Einer kauft eilig eine Weingummi-Schlange, ein anderer heißen Kakao - wie immer - und reicht seinen bereits mehrfach benutzten To-go-Becher durch das bunte Fenster. Minütlich drängen sich neue Kunden vor das mit Neonlicht beschienene, bunte Fenster, unter dem sich die Überschriften der Magazine stapeln. Dass es sowas immer noch gibt, einen Kiosk wie in den 1970er Jahren, zehn Quadratmeter, umgeben von einem Aluminiumgitter und bis zum Rand voll mit bunten Artikeln, erfreut sich eine vorbei kommende Frau wie ich. Keine Kette, kein gesichtsloser Konsum, stattdessen immer ein persönlicher Gruß, eine halbwegs persönliche Frage und ein Lächeln.
800 verschiedene Artikel auf zehn Quadratmetern
Den Kiosk hat der Betreiber, mit dem ich mich unterhalte, für seinen Bruder und seine Frau gekauft. Die Frau gibt es im Leben des Bruders nicht mehr, aber die Bude ist geblieben. Manchmal bekommen sie Besuch von Freunden oder Familie, dann sind sie auch mal zu viert oder fünft zwischen all den Zeitungen und Zeitschriften, kleinen Elektronikartikeln, Fertigsuppen, Schokoriegeln und Schirmen, die von der Decke hängen. Er sei immer günstig geblieben, Ticktack 80 Cent, gibt ja viel Konkurrenz oben auf der Müllerstraße.
Kleiner Raum, alles drin. Auch ein Waschbecken haben sie und einen Heizlüfter für die kalten Tage. Ob er selber auch mal liest, was er so verkauft? Nein, nur die Überschriften, zu mehr kommt er häufig nicht. Und wenn doch, dann schaut er lieber Filme auf dem Handy. Fast ein Jahrzehnt haben die beiden Brüder den Kiosk betrieben. Das Warensortiment umfasst 800 verschiedene Artikel, schätzt er, genau weiß er es nicht. Davon sind alleine 88 verschiedene Getränkesorten.
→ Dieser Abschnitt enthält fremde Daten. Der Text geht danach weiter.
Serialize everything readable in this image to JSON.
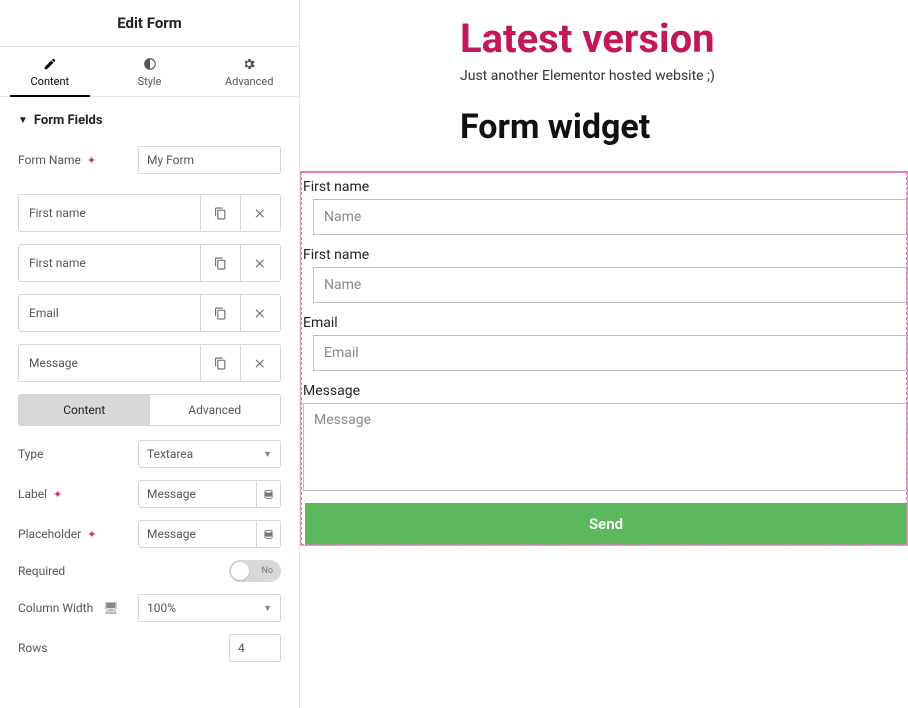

Am besten haben sich früher Zigaretten verkauft, aber jetzt raucht ja kaum noch einer. Überhaupt lief das Geschäft nach Corona nie wieder so an wie in den Jahren davor. Noch immer haben sie sieben Tage die Woche geöffnet, nur nicht mehr von 4 bis 22 Uhr sondern jetzt nur noch von 5 bis 21 Uhr.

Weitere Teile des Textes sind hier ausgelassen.